The Fratellis leapt into the public eye in 2007, scooping the BRIT Award for Best British Breakthrough Act for Costello Music, and took the music industry by storm, dominating indie-rock festivals around the country with their infectious choruses and youthful glee.

“It was exciting, it was scary, it was exhausting, probably every emotion you could think of happened at some point in those years because your life changes in a big way,” Barry described as he pin-points the bedlam in his memory. “You spend years growing up in a band, dreaming about what it would be like if you made it and then it happens and it all sort of whizzes by you.“

However, two years on and the band had split up following the release of their less-than-successful second album Here We Stand which, despite peaking at number five in the UK charts, was heavily criticised by fans and the media alike.

Barry, though, was characteristically unfazed by the break down of one of the naughties most influential floor-fillers when I asked why they split.

He said: “The same reason, I guess, that most bands split up. If you work together with people, travel with them, you’re going to get on each other’s nerves once in a while, so everybody needs a break.”

The trio stayed firmly out of one another’s lives during their sabbatical from the music industry and Barry feels it is paying dividends now.

“We sent the odd Christmas card but that was about it,” he explained, unperturbed by the potency of his words. “It’s probably a good way to way spend your time away, if we hadn’t of had that complete break for a couple of year then maybe we wouldn’t have got back together now.”

The band is back though and, following a series of tours in 2012 to, as Barry describes it, “dip our toe in the water again just to see if the foundation’s still there,” the band released their third studio album in October, including its second single, She’s Not Gone Yet But She’s Leaving, which was released in February.

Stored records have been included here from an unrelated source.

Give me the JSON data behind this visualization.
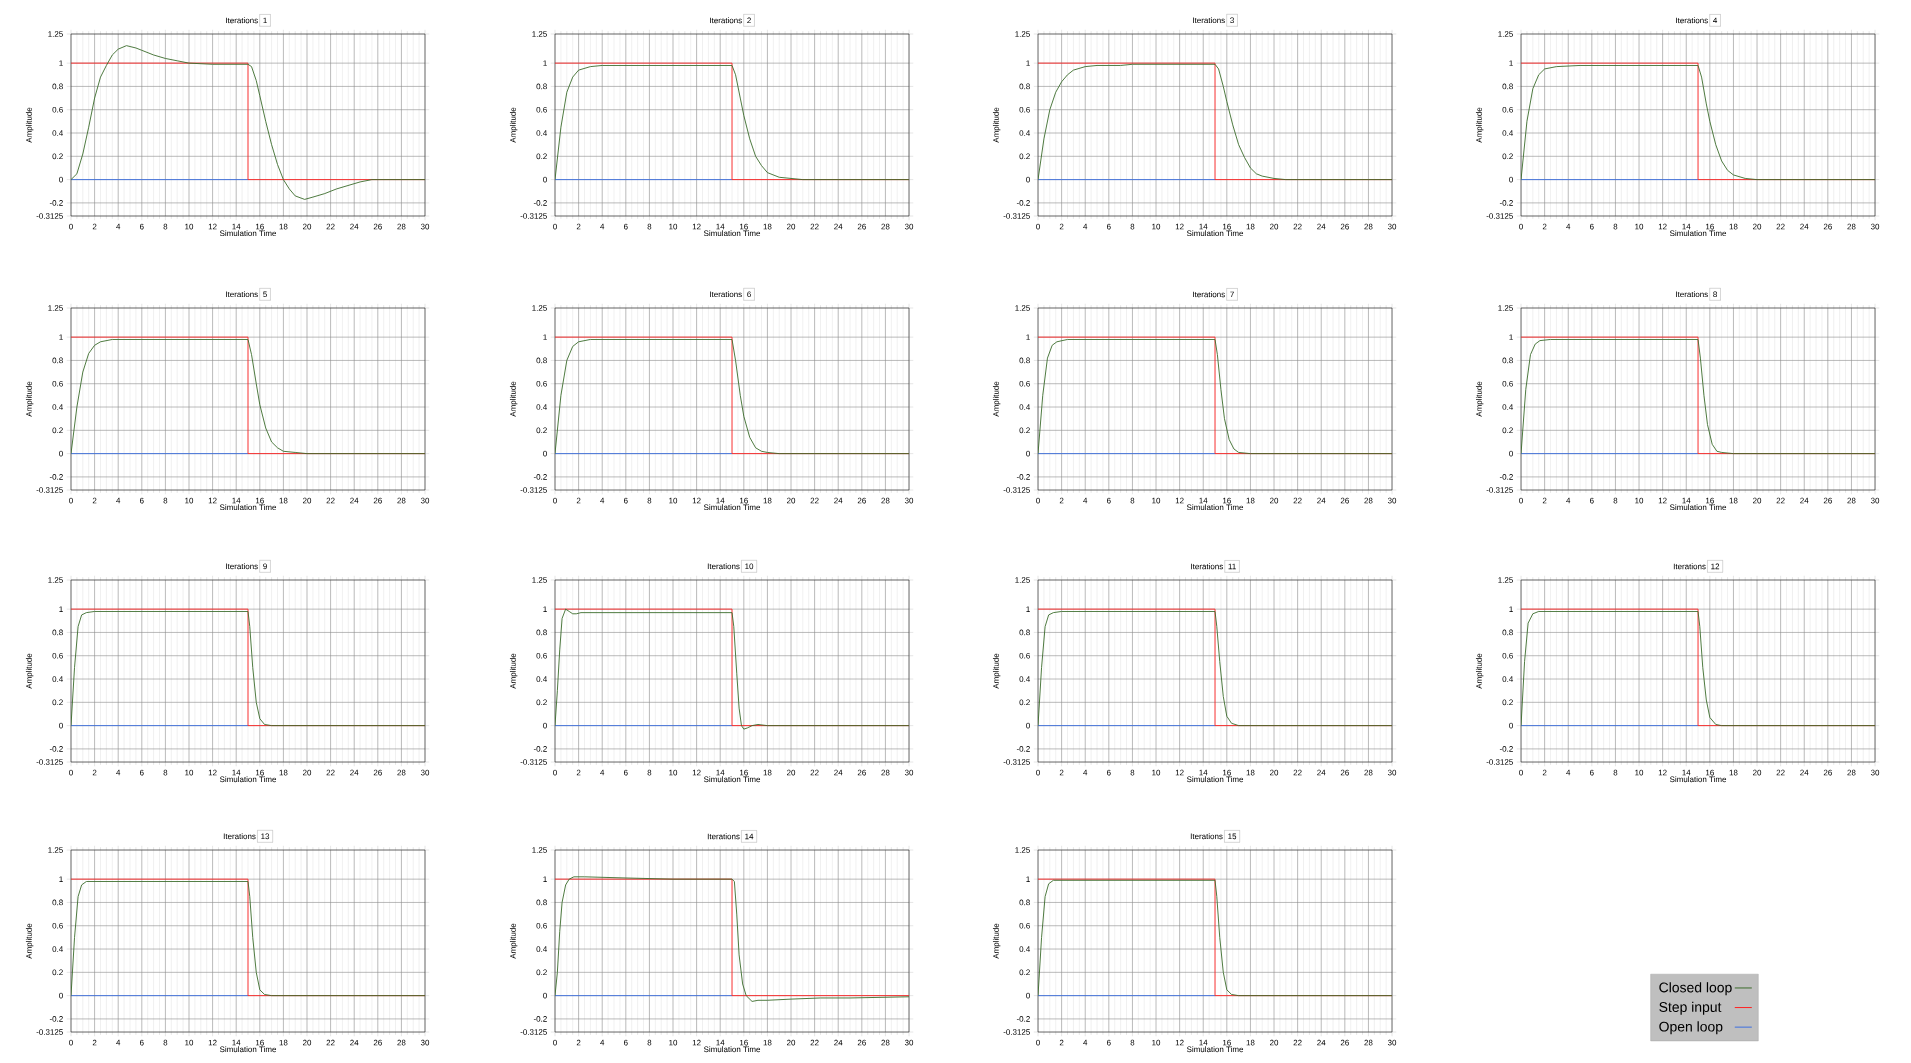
{
  "chart_data": [
    {
      "type": "line",
      "title": "Iterations",
      "subtitle": "1",
      "xlabel": "Simulation Time",
      "ylabel": "Amplitude",
      "xlim": [
        0,
        30
      ],
      "ylim": [
        -0.3125,
        1.25
      ],
      "xticks": [
        0,
        2,
        4,
        6,
        8,
        10,
        12,
        14,
        16,
        18,
        20,
        22,
        24,
        26,
        28,
        30
      ],
      "yticks": [
        -0.3125,
        -0.2,
        0,
        0.2,
        0.4,
        0.6,
        0.8,
        1,
        1.25
      ],
      "grid": true,
      "series": [
        {
          "type": "line",
          "color": "#3a6b2a",
          "x": [
            0,
            0.5,
            1,
            1.5,
            2,
            2.5,
            3,
            3.5,
            4,
            4.7,
            5.5,
            6,
            7,
            8,
            9,
            10,
            12,
            14,
            15,
            15.3,
            15.7,
            16,
            16.5,
            17,
            17.5,
            18,
            18.5,
            19,
            19.8,
            20.5,
            21.5,
            22.5,
            23.5,
            24.5,
            25.5,
            30
          ],
          "values": [
            0,
            0.05,
            0.22,
            0.45,
            0.7,
            0.88,
            0.98,
            1.07,
            1.12,
            1.15,
            1.13,
            1.11,
            1.07,
            1.04,
            1.02,
            1.0,
            0.99,
            0.99,
            0.99,
            0.97,
            0.85,
            0.72,
            0.5,
            0.3,
            0.13,
            0,
            -0.08,
            -0.14,
            -0.17,
            -0.15,
            -0.12,
            -0.08,
            -0.05,
            -0.02,
            0,
            0
          ]
        },
        {
          "type": "step",
          "color": "#ff2020",
          "x": [
            0,
            15,
            30
          ],
          "values": [
            1,
            0,
            0
          ]
        },
        {
          "type": "line",
          "color": "#3b6fe0",
          "x": [
            0,
            15
          ],
          "values": [
            0,
            0
          ]
        }
      ]
    },
    {
      "type": "line",
      "title": "Iterations",
      "subtitle": "2",
      "xlabel": "Simulation Time",
      "ylabel": "Amplitude",
      "xlim": [
        0,
        30
      ],
      "ylim": [
        -0.3125,
        1.25
      ],
      "xticks": [
        0,
        2,
        4,
        6,
        8,
        10,
        12,
        14,
        16,
        18,
        20,
        22,
        24,
        26,
        28,
        30
      ],
      "yticks": [
        -0.3125,
        -0.2,
        0,
        0.2,
        0.4,
        0.6,
        0.8,
        1,
        1.25
      ],
      "grid": true,
      "series": [
        {
          "type": "line",
          "color": "#3a6b2a",
          "x": [
            0,
            0.5,
            1,
            1.5,
            2,
            3,
            4,
            15,
            15.3,
            15.7,
            16,
            16.5,
            17,
            17.5,
            18,
            19,
            20,
            21,
            30
          ],
          "values": [
            0,
            0.45,
            0.75,
            0.88,
            0.94,
            0.97,
            0.98,
            0.98,
            0.9,
            0.7,
            0.55,
            0.35,
            0.2,
            0.12,
            0.06,
            0.02,
            0.01,
            0,
            0
          ]
        },
        {
          "type": "step",
          "color": "#ff2020",
          "x": [
            0,
            15,
            30
          ],
          "values": [
            1,
            0,
            0
          ]
        },
        {
          "type": "line",
          "color": "#3b6fe0",
          "x": [
            0,
            15
          ],
          "values": [
            0,
            0
          ]
        }
      ]
    },
    {
      "type": "line",
      "title": "Iterations",
      "subtitle": "3",
      "xlabel": "Simulation Time",
      "ylabel": "Amplitude",
      "xlim": [
        0,
        30
      ],
      "ylim": [
        -0.3125,
        1.25
      ],
      "xticks": [
        0,
        2,
        4,
        6,
        8,
        10,
        12,
        14,
        16,
        18,
        20,
        22,
        24,
        26,
        28,
        30
      ],
      "yticks": [
        -0.3125,
        -0.2,
        0,
        0.2,
        0.4,
        0.6,
        0.8,
        1,
        1.25
      ],
      "grid": true,
      "series": [
        {
          "type": "line",
          "color": "#3a6b2a",
          "x": [
            0,
            0.5,
            1,
            1.5,
            2,
            2.5,
            3,
            4,
            5,
            7,
            8,
            15,
            15.3,
            15.7,
            16,
            16.5,
            17,
            17.5,
            18,
            18.5,
            19,
            20,
            21,
            30
          ],
          "values": [
            0,
            0.35,
            0.6,
            0.75,
            0.84,
            0.9,
            0.94,
            0.97,
            0.98,
            0.98,
            0.99,
            0.99,
            0.95,
            0.8,
            0.67,
            0.47,
            0.3,
            0.19,
            0.1,
            0.05,
            0.03,
            0.01,
            0,
            0
          ]
        },
        {
          "type": "step",
          "color": "#ff2020",
          "x": [
            0,
            15,
            30
          ],
          "values": [
            1,
            0,
            0
          ]
        },
        {
          "type": "line",
          "color": "#3b6fe0",
          "x": [
            0,
            15
          ],
          "values": [
            0,
            0
          ]
        }
      ]
    },
    {
      "type": "line",
      "title": "Iterations",
      "subtitle": "4",
      "xlabel": "Simulation Time",
      "ylabel": "Amplitude",
      "xlim": [
        0,
        30
      ],
      "ylim": [
        -0.3125,
        1.25
      ],
      "xticks": [
        0,
        2,
        4,
        6,
        8,
        10,
        12,
        14,
        16,
        18,
        20,
        22,
        24,
        26,
        28,
        30
      ],
      "yticks": [
        -0.3125,
        -0.2,
        0,
        0.2,
        0.4,
        0.6,
        0.8,
        1,
        1.25
      ],
      "grid": true,
      "series": [
        {
          "type": "line",
          "color": "#3a6b2a",
          "x": [
            0,
            0.5,
            1,
            1.5,
            2,
            3,
            5,
            15,
            15.3,
            15.7,
            16,
            16.5,
            17,
            17.5,
            18,
            19,
            20,
            30
          ],
          "values": [
            0,
            0.5,
            0.78,
            0.9,
            0.95,
            0.97,
            0.98,
            0.98,
            0.88,
            0.65,
            0.5,
            0.3,
            0.16,
            0.08,
            0.04,
            0.01,
            0,
            0
          ]
        },
        {
          "type": "step",
          "color": "#ff2020",
          "x": [
            0,
            15,
            30
          ],
          "values": [
            1,
            0,
            0
          ]
        },
        {
          "type": "line",
          "color": "#3b6fe0",
          "x": [
            0,
            15
          ],
          "values": [
            0,
            0
          ]
        }
      ]
    },
    {
      "type": "line",
      "title": "Iterations",
      "subtitle": "5",
      "xlabel": "Simulation Time",
      "ylabel": "Amplitude",
      "xlim": [
        0,
        30
      ],
      "ylim": [
        -0.3125,
        1.25
      ],
      "xticks": [
        0,
        2,
        4,
        6,
        8,
        10,
        12,
        14,
        16,
        18,
        20,
        22,
        24,
        26,
        28,
        30
      ],
      "yticks": [
        -0.3125,
        -0.2,
        0,
        0.2,
        0.4,
        0.6,
        0.8,
        1,
        1.25
      ],
      "grid": true,
      "series": [
        {
          "type": "line",
          "color": "#3a6b2a",
          "x": [
            0,
            0.5,
            1,
            1.5,
            2,
            2.5,
            3.5,
            15,
            15.3,
            15.7,
            16,
            16.5,
            17,
            17.5,
            18,
            19,
            20,
            30
          ],
          "values": [
            0,
            0.4,
            0.7,
            0.86,
            0.93,
            0.96,
            0.98,
            0.98,
            0.85,
            0.6,
            0.42,
            0.22,
            0.1,
            0.05,
            0.02,
            0.01,
            0,
            0
          ]
        },
        {
          "type": "step",
          "color": "#ff2020",
          "x": [
            0,
            15,
            30
          ],
          "values": [
            1,
            0,
            0
          ]
        },
        {
          "type": "line",
          "color": "#3b6fe0",
          "x": [
            0,
            15
          ],
          "values": [
            0,
            0
          ]
        }
      ]
    },
    {
      "type": "line",
      "title": "Iterations",
      "subtitle": "6",
      "xlabel": "Simulation Time",
      "ylabel": "Amplitude",
      "xlim": [
        0,
        30
      ],
      "ylim": [
        -0.3125,
        1.25
      ],
      "xticks": [
        0,
        2,
        4,
        6,
        8,
        10,
        12,
        14,
        16,
        18,
        20,
        22,
        24,
        26,
        28,
        30
      ],
      "yticks": [
        -0.3125,
        -0.2,
        0,
        0.2,
        0.4,
        0.6,
        0.8,
        1,
        1.25
      ],
      "grid": true,
      "series": [
        {
          "type": "line",
          "color": "#3a6b2a",
          "x": [
            0,
            0.5,
            1,
            1.5,
            2,
            3,
            15,
            15.3,
            15.7,
            16,
            16.5,
            17,
            17.5,
            18,
            19,
            30
          ],
          "values": [
            0,
            0.5,
            0.8,
            0.92,
            0.96,
            0.98,
            0.98,
            0.8,
            0.5,
            0.32,
            0.14,
            0.05,
            0.02,
            0.01,
            0,
            0
          ]
        },
        {
          "type": "step",
          "color": "#ff2020",
          "x": [
            0,
            15,
            30
          ],
          "values": [
            1,
            0,
            0
          ]
        },
        {
          "type": "line",
          "color": "#3b6fe0",
          "x": [
            0,
            15
          ],
          "values": [
            0,
            0
          ]
        }
      ]
    },
    {
      "type": "line",
      "title": "Iterations",
      "subtitle": "7",
      "xlabel": "Simulation Time",
      "ylabel": "Amplitude",
      "xlim": [
        0,
        30
      ],
      "ylim": [
        -0.3125,
        1.25
      ],
      "xticks": [
        0,
        2,
        4,
        6,
        8,
        10,
        12,
        14,
        16,
        18,
        20,
        22,
        24,
        26,
        28,
        30
      ],
      "yticks": [
        -0.3125,
        -0.2,
        0,
        0.2,
        0.4,
        0.6,
        0.8,
        1,
        1.25
      ],
      "grid": true,
      "series": [
        {
          "type": "line",
          "color": "#3a6b2a",
          "x": [
            0,
            0.4,
            0.8,
            1.2,
            1.6,
            2.5,
            15,
            15.2,
            15.5,
            15.8,
            16.2,
            16.6,
            17,
            18,
            30
          ],
          "values": [
            0,
            0.5,
            0.82,
            0.93,
            0.96,
            0.98,
            0.98,
            0.85,
            0.55,
            0.3,
            0.12,
            0.04,
            0.01,
            0,
            0
          ]
        },
        {
          "type": "step",
          "color": "#ff2020",
          "x": [
            0,
            15,
            30
          ],
          "values": [
            1,
            0,
            0
          ]
        },
        {
          "type": "line",
          "color": "#3b6fe0",
          "x": [
            0,
            15
          ],
          "values": [
            0,
            0
          ]
        }
      ]
    },
    {
      "type": "line",
      "title": "Iterations",
      "subtitle": "8",
      "xlabel": "Simulation Time",
      "ylabel": "Amplitude",
      "xlim": [
        0,
        30
      ],
      "ylim": [
        -0.3125,
        1.25
      ],
      "xticks": [
        0,
        2,
        4,
        6,
        8,
        10,
        12,
        14,
        16,
        18,
        20,
        22,
        24,
        26,
        28,
        30
      ],
      "yticks": [
        -0.3125,
        -0.2,
        0,
        0.2,
        0.4,
        0.6,
        0.8,
        1,
        1.25
      ],
      "grid": true,
      "series": [
        {
          "type": "line",
          "color": "#3a6b2a",
          "x": [
            0,
            0.4,
            0.8,
            1.2,
            1.6,
            2.5,
            15,
            15.2,
            15.5,
            15.8,
            16.2,
            16.6,
            17,
            18,
            30
          ],
          "values": [
            0,
            0.55,
            0.85,
            0.94,
            0.97,
            0.98,
            0.98,
            0.82,
            0.5,
            0.25,
            0.08,
            0.02,
            0.01,
            0,
            0
          ]
        },
        {
          "type": "step",
          "color": "#ff2020",
          "x": [
            0,
            15,
            30
          ],
          "values": [
            1,
            0,
            0
          ]
        },
        {
          "type": "line",
          "color": "#3b6fe0",
          "x": [
            0,
            15
          ],
          "values": [
            0,
            0
          ]
        }
      ]
    },
    {
      "type": "line",
      "title": "Iterations",
      "subtitle": "9",
      "xlabel": "Simulation Time",
      "ylabel": "Amplitude",
      "xlim": [
        0,
        30
      ],
      "ylim": [
        -0.3125,
        1.25
      ],
      "xticks": [
        0,
        2,
        4,
        6,
        8,
        10,
        12,
        14,
        16,
        18,
        20,
        22,
        24,
        26,
        28,
        30
      ],
      "yticks": [
        -0.3125,
        -0.2,
        0,
        0.2,
        0.4,
        0.6,
        0.8,
        1,
        1.25
      ],
      "grid": true,
      "series": [
        {
          "type": "line",
          "color": "#3a6b2a",
          "x": [
            0,
            0.3,
            0.6,
            0.9,
            1.3,
            2,
            15,
            15.15,
            15.4,
            15.7,
            16,
            16.4,
            17,
            30
          ],
          "values": [
            0,
            0.5,
            0.85,
            0.95,
            0.97,
            0.98,
            0.98,
            0.85,
            0.5,
            0.2,
            0.06,
            0.01,
            0,
            0
          ]
        },
        {
          "type": "step",
          "color": "#ff2020",
          "x": [
            0,
            15,
            30
          ],
          "values": [
            1,
            0,
            0
          ]
        },
        {
          "type": "line",
          "color": "#3b6fe0",
          "x": [
            0,
            15
          ],
          "values": [
            0,
            0
          ]
        }
      ]
    },
    {
      "type": "line",
      "title": "Iterations",
      "subtitle": "10",
      "xlabel": "Simulation Time",
      "ylabel": "Amplitude",
      "xlim": [
        0,
        30
      ],
      "ylim": [
        -0.3125,
        1.25
      ],
      "xticks": [
        0,
        2,
        4,
        6,
        8,
        10,
        12,
        14,
        16,
        18,
        20,
        22,
        24,
        26,
        28,
        30
      ],
      "yticks": [
        -0.3125,
        -0.2,
        0,
        0.2,
        0.4,
        0.6,
        0.8,
        1,
        1.25
      ],
      "grid": true,
      "series": [
        {
          "type": "line",
          "color": "#3a6b2a",
          "x": [
            0,
            0.2,
            0.4,
            0.6,
            0.9,
            1.2,
            1.5,
            1.8,
            2.2,
            15,
            15.15,
            15.4,
            15.6,
            15.8,
            16,
            16.3,
            16.7,
            17.2,
            18,
            30
          ],
          "values": [
            0,
            0.3,
            0.65,
            0.92,
            1.0,
            0.98,
            0.96,
            0.96,
            0.97,
            0.97,
            0.85,
            0.45,
            0.15,
            0,
            -0.03,
            -0.02,
            0,
            0.01,
            0,
            0
          ]
        },
        {
          "type": "step",
          "color": "#ff2020",
          "x": [
            0,
            15,
            30
          ],
          "values": [
            1,
            0,
            0
          ]
        },
        {
          "type": "line",
          "color": "#3b6fe0",
          "x": [
            0,
            15
          ],
          "values": [
            0,
            0
          ]
        }
      ]
    },
    {
      "type": "line",
      "title": "Iterations",
      "subtitle": "11",
      "xlabel": "Simulation Time",
      "ylabel": "Amplitude",
      "xlim": [
        0,
        30
      ],
      "ylim": [
        -0.3125,
        1.25
      ],
      "xticks": [
        0,
        2,
        4,
        6,
        8,
        10,
        12,
        14,
        16,
        18,
        20,
        22,
        24,
        26,
        28,
        30
      ],
      "yticks": [
        -0.3125,
        -0.2,
        0,
        0.2,
        0.4,
        0.6,
        0.8,
        1,
        1.25
      ],
      "grid": true,
      "series": [
        {
          "type": "line",
          "color": "#3a6b2a",
          "x": [
            0,
            0.3,
            0.6,
            0.9,
            1.3,
            2,
            15,
            15.15,
            15.4,
            15.7,
            16,
            16.4,
            17,
            30
          ],
          "values": [
            0,
            0.5,
            0.85,
            0.95,
            0.97,
            0.98,
            0.98,
            0.85,
            0.55,
            0.25,
            0.08,
            0.02,
            0,
            0
          ]
        },
        {
          "type": "step",
          "color": "#ff2020",
          "x": [
            0,
            15,
            30
          ],
          "values": [
            1,
            0,
            0
          ]
        },
        {
          "type": "line",
          "color": "#3b6fe0",
          "x": [
            0,
            15
          ],
          "values": [
            0,
            0
          ]
        }
      ]
    },
    {
      "type": "line",
      "title": "Iterations",
      "subtitle": "12",
      "xlabel": "Simulation Time",
      "ylabel": "Amplitude",
      "xlim": [
        0,
        30
      ],
      "ylim": [
        -0.3125,
        1.25
      ],
      "xticks": [
        0,
        2,
        4,
        6,
        8,
        10,
        12,
        14,
        16,
        18,
        20,
        22,
        24,
        26,
        28,
        30
      ],
      "yticks": [
        -0.3125,
        -0.2,
        0,
        0.2,
        0.4,
        0.6,
        0.8,
        1,
        1.25
      ],
      "grid": true,
      "series": [
        {
          "type": "line",
          "color": "#3a6b2a",
          "x": [
            0,
            0.3,
            0.6,
            1,
            1.5,
            3,
            15,
            15.15,
            15.4,
            15.7,
            16,
            16.5,
            17,
            30
          ],
          "values": [
            0,
            0.55,
            0.88,
            0.96,
            0.98,
            0.98,
            0.98,
            0.85,
            0.5,
            0.22,
            0.07,
            0.01,
            0,
            0
          ]
        },
        {
          "type": "step",
          "color": "#ff2020",
          "x": [
            0,
            15,
            30
          ],
          "values": [
            1,
            0,
            0
          ]
        },
        {
          "type": "line",
          "color": "#3b6fe0",
          "x": [
            0,
            15
          ],
          "values": [
            0,
            0
          ]
        }
      ]
    },
    {
      "type": "line",
      "title": "Iterations",
      "subtitle": "13",
      "xlabel": "Simulation Time",
      "ylabel": "Amplitude",
      "xlim": [
        0,
        30
      ],
      "ylim": [
        -0.3125,
        1.25
      ],
      "xticks": [
        0,
        2,
        4,
        6,
        8,
        10,
        12,
        14,
        16,
        18,
        20,
        22,
        24,
        26,
        28,
        30
      ],
      "yticks": [
        -0.3125,
        -0.2,
        0,
        0.2,
        0.4,
        0.6,
        0.8,
        1,
        1.25
      ],
      "grid": true,
      "series": [
        {
          "type": "line",
          "color": "#3a6b2a",
          "x": [
            0,
            0.3,
            0.6,
            0.9,
            1.3,
            2,
            15,
            15.15,
            15.4,
            15.7,
            16,
            16.4,
            17,
            30
          ],
          "values": [
            0,
            0.5,
            0.85,
            0.95,
            0.98,
            0.98,
            0.98,
            0.85,
            0.5,
            0.2,
            0.05,
            0.01,
            0,
            0
          ]
        },
        {
          "type": "step",
          "color": "#ff2020",
          "x": [
            0,
            15,
            30
          ],
          "values": [
            1,
            0,
            0
          ]
        },
        {
          "type": "line",
          "color": "#3b6fe0",
          "x": [
            0,
            15
          ],
          "values": [
            0,
            0
          ]
        }
      ]
    },
    {
      "type": "line",
      "title": "Iterations",
      "subtitle": "14",
      "xlabel": "Simulation Time",
      "ylabel": "Amplitude",
      "xlim": [
        0,
        30
      ],
      "ylim": [
        -0.3125,
        1.25
      ],
      "xticks": [
        0,
        2,
        4,
        6,
        8,
        10,
        12,
        14,
        16,
        18,
        20,
        22,
        24,
        26,
        28,
        30
      ],
      "yticks": [
        -0.3125,
        -0.2,
        0,
        0.2,
        0.4,
        0.6,
        0.8,
        1,
        1.25
      ],
      "grid": true,
      "series": [
        {
          "type": "line",
          "color": "#3a6b2a",
          "x": [
            0,
            0.2,
            0.4,
            0.6,
            0.9,
            1.2,
            1.6,
            2.5,
            6,
            10,
            15,
            15.2,
            15.4,
            15.6,
            15.9,
            16.2,
            16.7,
            17.2,
            18,
            20,
            22.5,
            25,
            30
          ],
          "values": [
            0,
            0.2,
            0.55,
            0.8,
            0.95,
            1.0,
            1.02,
            1.02,
            1.01,
            1.0,
            1.0,
            0.98,
            0.7,
            0.35,
            0.1,
            0,
            -0.05,
            -0.04,
            -0.04,
            -0.03,
            -0.02,
            -0.02,
            -0.01
          ]
        },
        {
          "type": "step",
          "color": "#ff2020",
          "x": [
            0,
            15,
            30
          ],
          "values": [
            1,
            0,
            0
          ]
        },
        {
          "type": "line",
          "color": "#3b6fe0",
          "x": [
            0,
            15
          ],
          "values": [
            0,
            0
          ]
        }
      ]
    },
    {
      "type": "line",
      "title": "Iterations",
      "subtitle": "15",
      "xlabel": "Simulation Time",
      "ylabel": "Amplitude",
      "xlim": [
        0,
        30
      ],
      "ylim": [
        -0.3125,
        1.25
      ],
      "xticks": [
        0,
        2,
        4,
        6,
        8,
        10,
        12,
        14,
        16,
        18,
        20,
        22,
        24,
        26,
        28,
        30
      ],
      "yticks": [
        -0.3125,
        -0.2,
        0,
        0.2,
        0.4,
        0.6,
        0.8,
        1,
        1.25
      ],
      "grid": true,
      "legend": "right",
      "series": [
        {
          "type": "line",
          "name": "Closed loop",
          "color": "#3a6b2a",
          "x": [
            0,
            0.3,
            0.6,
            0.9,
            1.3,
            2,
            15,
            15.15,
            15.4,
            15.7,
            16,
            16.4,
            17,
            30
          ],
          "values": [
            0,
            0.5,
            0.85,
            0.96,
            0.99,
            0.99,
            0.99,
            0.85,
            0.5,
            0.2,
            0.05,
            0.01,
            0,
            0
          ]
        },
        {
          "type": "step",
          "name": "Step input",
          "color": "#ff2020",
          "x": [
            0,
            15,
            30
          ],
          "values": [
            1,
            0,
            0
          ]
        },
        {
          "type": "line",
          "name": "Open loop",
          "color": "#3b6fe0",
          "x": [
            0,
            15
          ],
          "values": [
            0,
            0
          ]
        }
      ]
    }
  ]
}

“It’s pretty much the same old s**t really,” he described with minimal enthusiasm. “We’re the same guys, same band, same songwriters, same musicians, it was never the idea to just recreate what we’ve done in the past because that wouldn’t be much fun for anybody, most of all us.“

Despite a five year break from the band, the album offers little in the way of originality and, while it sticks to the repetitive nature of Costello Music, it offers less in the way of catchy choruses and cheeky witticisms than their debut album.

Whilst The Fratellis are trying to restore their former energy in We Need Medicine, they haven’t quite found the right mix yet and, when band member Barry sounds as uninterested in the album as the rest of us, it leaves me wondering why we should be bothered either.